Mackenzie Enhanced Fixed Income Risk Premia Fund was the sole detractor in the portfolio. Mackenzie Enhanced Fixed Income Risk Premia Fund is a levered fixed income fund. The investment team uses leverage to manage total portfolio fixed income exposure in a capital efficient way. Rising bond yields over the period resulted in a decline in the fund’s returns.

Market overview: Leap year liftoff – Q1's market highs.

In the first quarter, equity markets delivered a solid performance, reinforcing the sentiment that inflation is nearly under control and recession fears for the U.S. economy are subsiding.

The U.S. maintained a positive economic outlook, whereas Canada has experienced several months of subdued GDP growth, highlighting divergent economic narratives between the two closely linked markets. This contrast may lead the Bank of Canada to enact policy changes before the U.S. Federal Reserve, to address Canada's specific economic hurdles.

Market overview: Leap year liftoff – Q1's market highs.

Market outlook: Continued U.S. economic resilience reduces urgency for rate cuts 

The team believes that Q1 GDP growth in the U.S. will continue the up trend from 2023 and reduce the Federal Reserve’s urgency in initiating rate cuts. The team does not see inflation stabilizing at 2% over the next few months given the uptick in various inflation measures and the continued strength of the U.S. economy. The team thinks the Federal Reserve will err towards keeping rates tighter than what classic monetary policy would suggest.
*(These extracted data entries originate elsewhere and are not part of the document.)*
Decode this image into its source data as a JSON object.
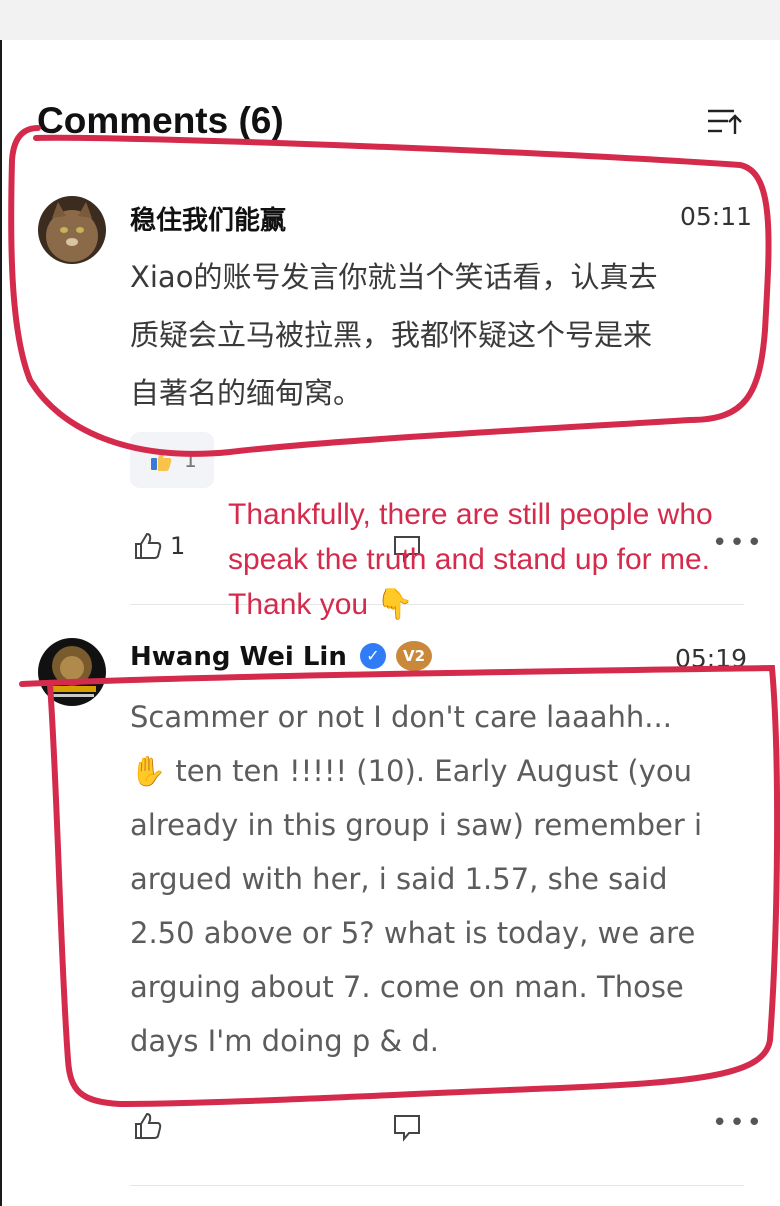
{
  "header": {
    "title": "Comments (6)",
    "sort_icon": "sort-icon"
  },
  "comments": [
    {
      "username": "稳住我们能赢",
      "time": "05:11",
      "text": "Xiao的账号发言你就当个笑话看，认真去\n质疑会立马被拉黑，我都怀疑这个号是来\n自著名的缅甸窝。",
      "reaction_count": "1",
      "likes": "1"
    },
    {
      "username": "Hwang Wei Lin",
      "time": "05:19",
      "text": "Scammer or not I don't care laaahh...\n✋ ten ten !!!!! (10). Early August (you\nalready in this group i saw) remember i\nargued with her, i said 1.57, she said\n2.50 above or 5? what is today, we are\narguing about 7. come on man. Those\ndays I'm doing p & d.",
      "badge_level": "V2"
    }
  ],
  "annotation": {
    "text": "Thankfully, there are still people who speak the truth and stand up for me. Thank you 👇"
  },
  "colors": {
    "annotation_red": "#d42b4c",
    "verified_blue": "#2f7cf6"
  }
}
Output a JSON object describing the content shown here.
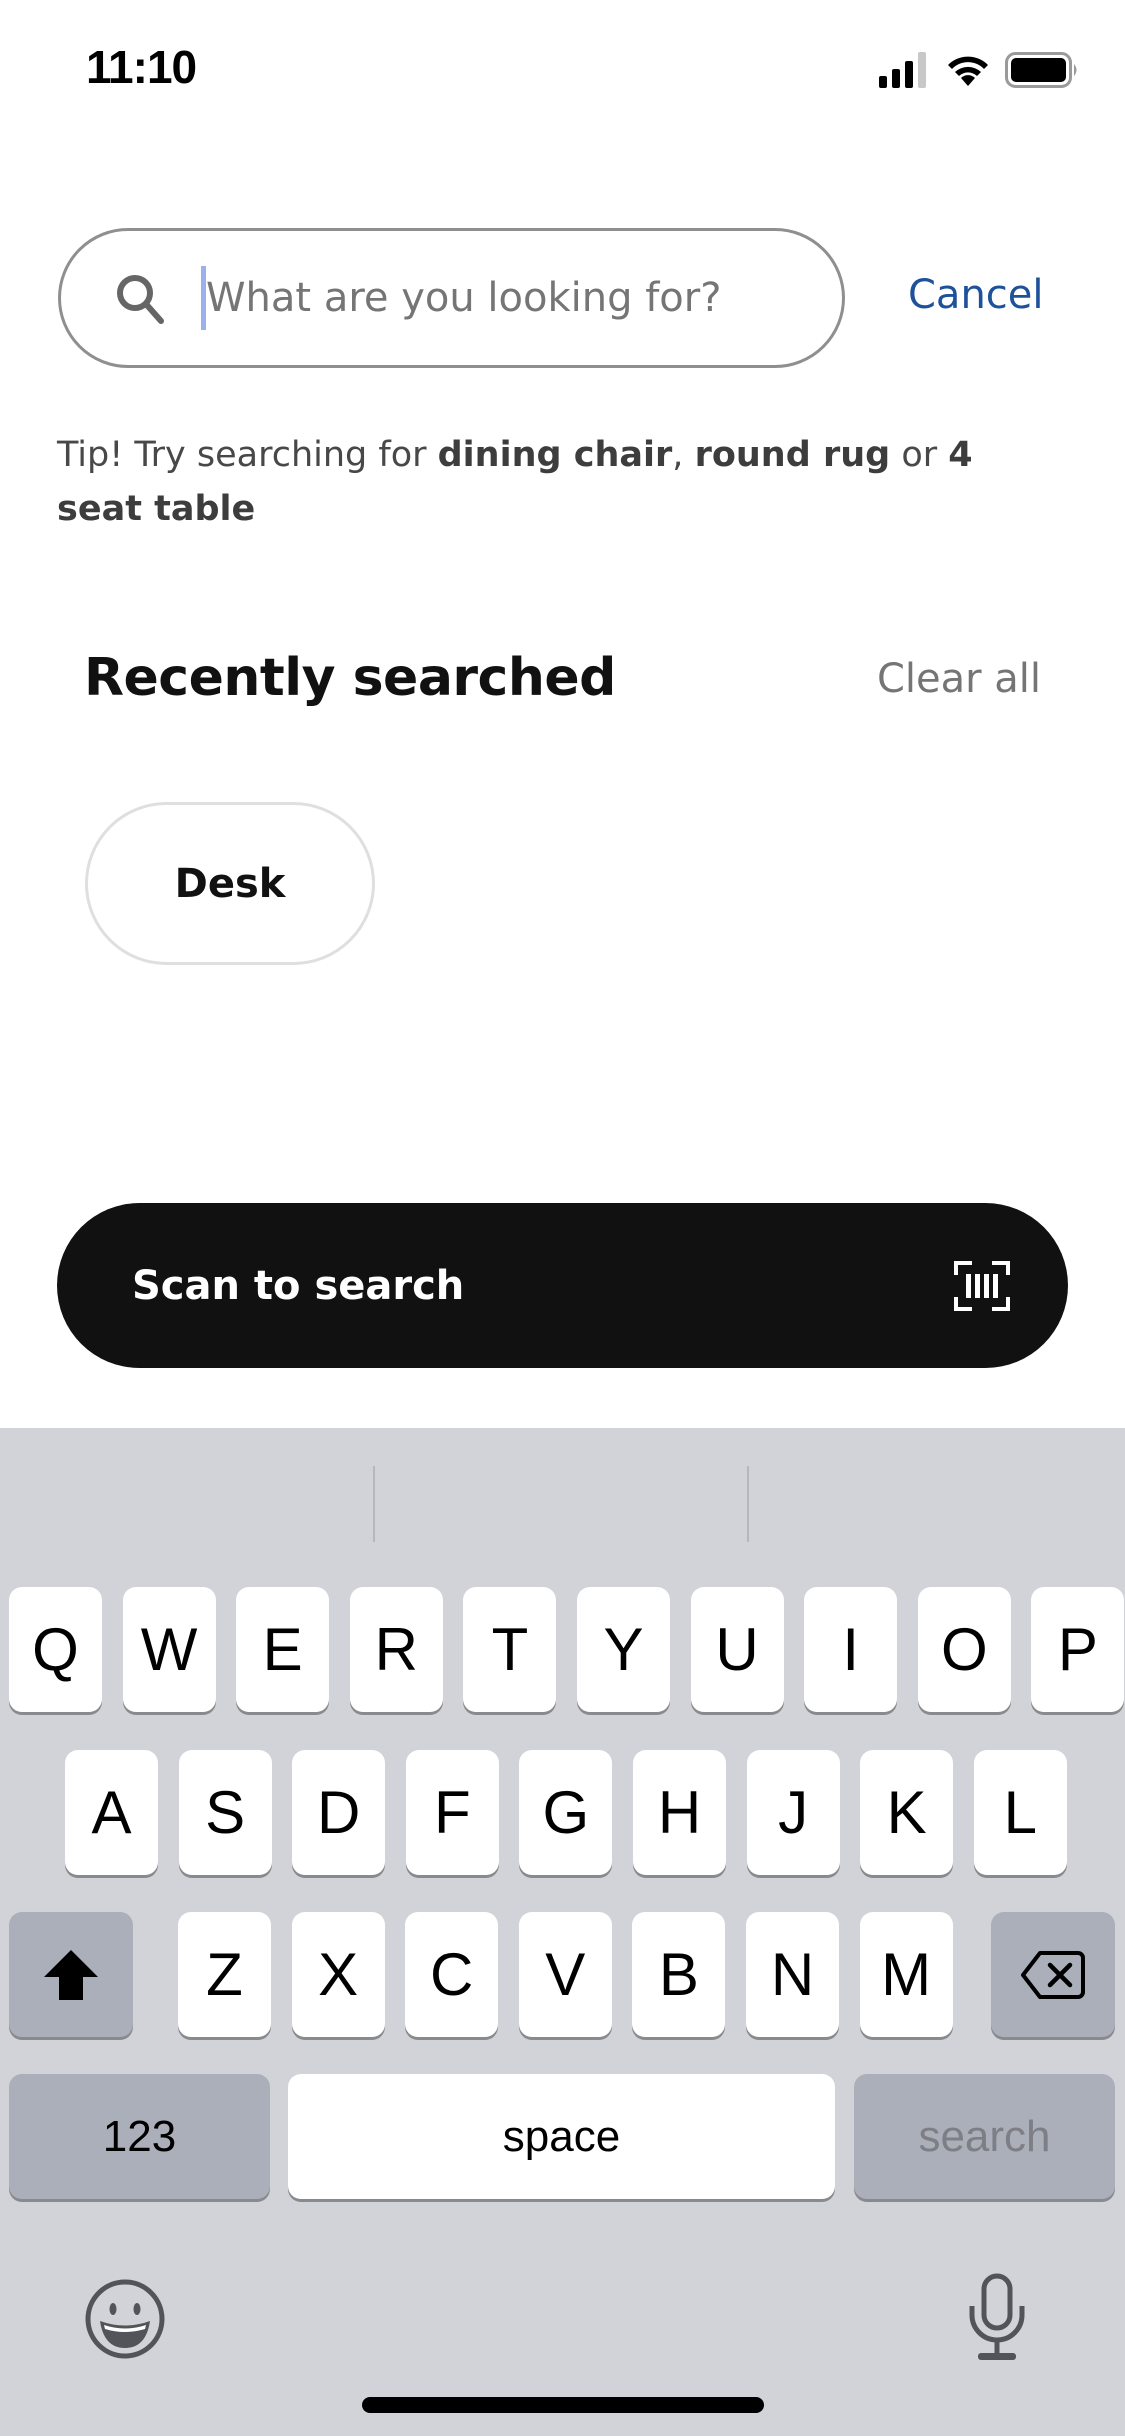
{
  "status_bar": {
    "time": "11:10",
    "icons": [
      "cellular-signal-icon",
      "wifi-icon",
      "battery-icon"
    ]
  },
  "search": {
    "placeholder": "What are you looking for?",
    "value": "",
    "icon": "search-icon",
    "cancel_label": "Cancel"
  },
  "tip": {
    "prefix": "Tip! Try searching for ",
    "suggestions": [
      "dining chair",
      "round rug",
      "4 seat table"
    ],
    "sep1": ", ",
    "sep2": " or "
  },
  "recent": {
    "title": "Recently searched",
    "clear_label": "Clear all",
    "items": [
      {
        "label": "Desk"
      }
    ]
  },
  "scan": {
    "label": "Scan to search",
    "icon": "barcode-scan-icon"
  },
  "keyboard": {
    "row1": [
      "Q",
      "W",
      "E",
      "R",
      "T",
      "Y",
      "U",
      "I",
      "O",
      "P"
    ],
    "row2": [
      "A",
      "S",
      "D",
      "F",
      "G",
      "H",
      "J",
      "K",
      "L"
    ],
    "row3": [
      "Z",
      "X",
      "C",
      "V",
      "B",
      "N",
      "M"
    ],
    "shift_icon": "shift-icon",
    "delete_icon": "backspace-icon",
    "numbers_label": "123",
    "space_label": "space",
    "return_label": "search",
    "emoji_icon": "emoji-icon",
    "dictation_icon": "microphone-icon"
  },
  "colors": {
    "accent_link": "#1d5199",
    "scan_button": "#111111",
    "keyboard_bg": "#d1d3d9"
  }
}
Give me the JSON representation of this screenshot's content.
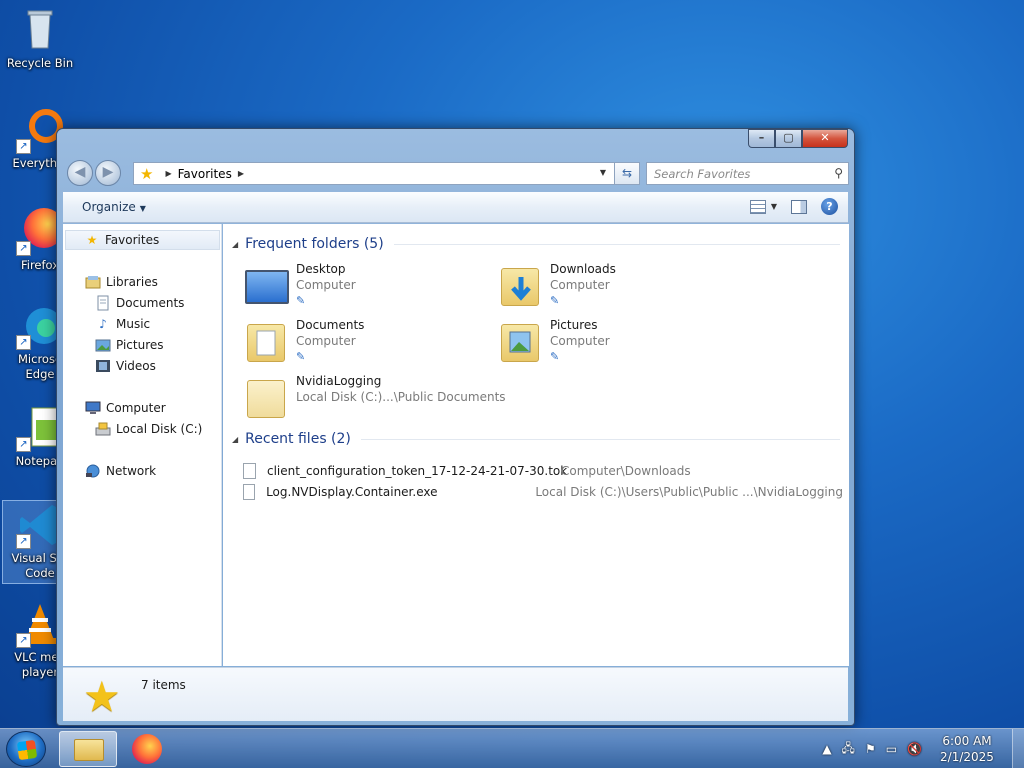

The situation in Canada appears more dire than in the U.S. With both headline and core inflation rates in Canada collapsing below 2% on a three-month annualized basis, the team believes that the Bank of Canada will be ready for cuts soon and will do so at a steady pace and get back to neutral in 2025. The team believes that population growth and government deficits will keep pressure on long-term yields, but the yield curve will steepen.